THE gay panic defence is a dangerous debate.
The misleading term doesn’t exist in the Criminal Code and according to criminal defence lawyer Chris Nyst, the words should be used sparingly.
For the gay panic defence to be used as an element of the provocation defence, a jury would need to be convinced “that it would be likely when done to an ordinary reasonable person to deprive that person of the power of self control”.
Mr Nyst says that’s a high hurdle for a jury to jump and one he thinks isn’t likely of being cleared in 2017.
“I don’t really think there is such a thing as a gay panic defence as such. As a legal concept it doesn’t really exist, that seems to be a term of art of what you might call a political term and in a sense it’s quite misleading,” Mr Nyst said.

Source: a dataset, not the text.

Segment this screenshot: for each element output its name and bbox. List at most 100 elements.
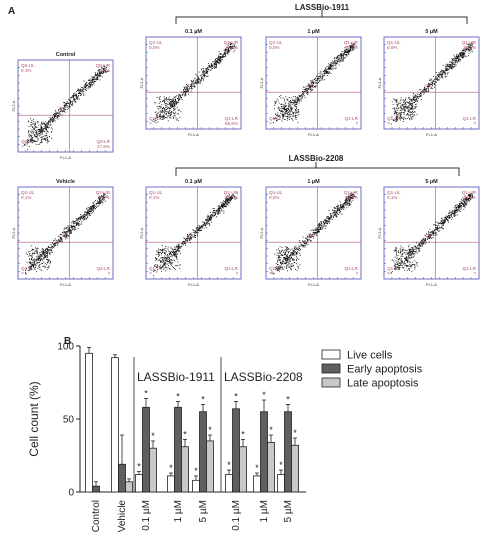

“In fact what people are talking about when they use that term is section 304 of the Criminal Code which simply says ‘if you kill somebody in circumstance where you have been provoked by a wrongful act of such a nature that an ordinary person would be deprived of the power of self control as a result of that provocation then the correct charge against you is not murder not manslaughter.”
He said the words ‘gay panic’ did not appear in the Criminal Code.
“There is nothing in the Criminal Code that talk about a gay panic defence and in a way it’s a little dangerous to put that term out because it suggests in someway the law protects people that claim they were provoked by being approached by a gay person,” Mr Nyst said.
“That is not the law, the law is if someone does a wrongful act or insult to another and that act is such a nature that it would be likely when done to an ordinary reasonable person to deprive that person of the power of self control then it affects the question of whether it has intention.”
For a defendant to plead gay panic under the defence of provocation and successfully have murder reduced to manslaughter, a jury would need to be convinced they were provoked by a gay person.
“In 2017 the likelihood of any jury ever accepting that a person could be deprived of the power of self control simply because they were approached by a gay person is just really not realistic,” Mr Nyst said.
“In some historical case some man has said some man came up and pinched me on the bottom and I was outraged and I struck him over the head with a bar stool and he died. A jury might have accepted that a person could be so reasonably outraged in that way, they might have accepted that in 1962 but I doubt any jury would accept that today.
“It’s dangerous to be talking about a gay panic defence when what the code talks about is a situation of provocation which changes murder to manslaughter.”
Murder involves killing with a subjective intent to kill where manslaughter is killing without a subjective intent to kill.
The Bill was first introduced in November.
“I applaud the sentiment behind some of this but I think it’s a little dangerous to apply tags that are misleading and don’t actually reflect the law,” Mr Nyst said.
“I don’t think it is of great practical significance. People in the gay and lesbian community have quite reasonably and understandably been outraged by that prospect but it is something very different. The prospect that is a defence to kill someone who has made a homosexual advance to you, that is just untrue. I think in 2017 I cannot conceive of a situation on which a jury would come to that conclusion.
“It would be quite outrageous to think any jury would say that a homosexual advance in itself that they would somehow amount to an act or insult so significant it would be likely to deprive an ordinary person of self control.”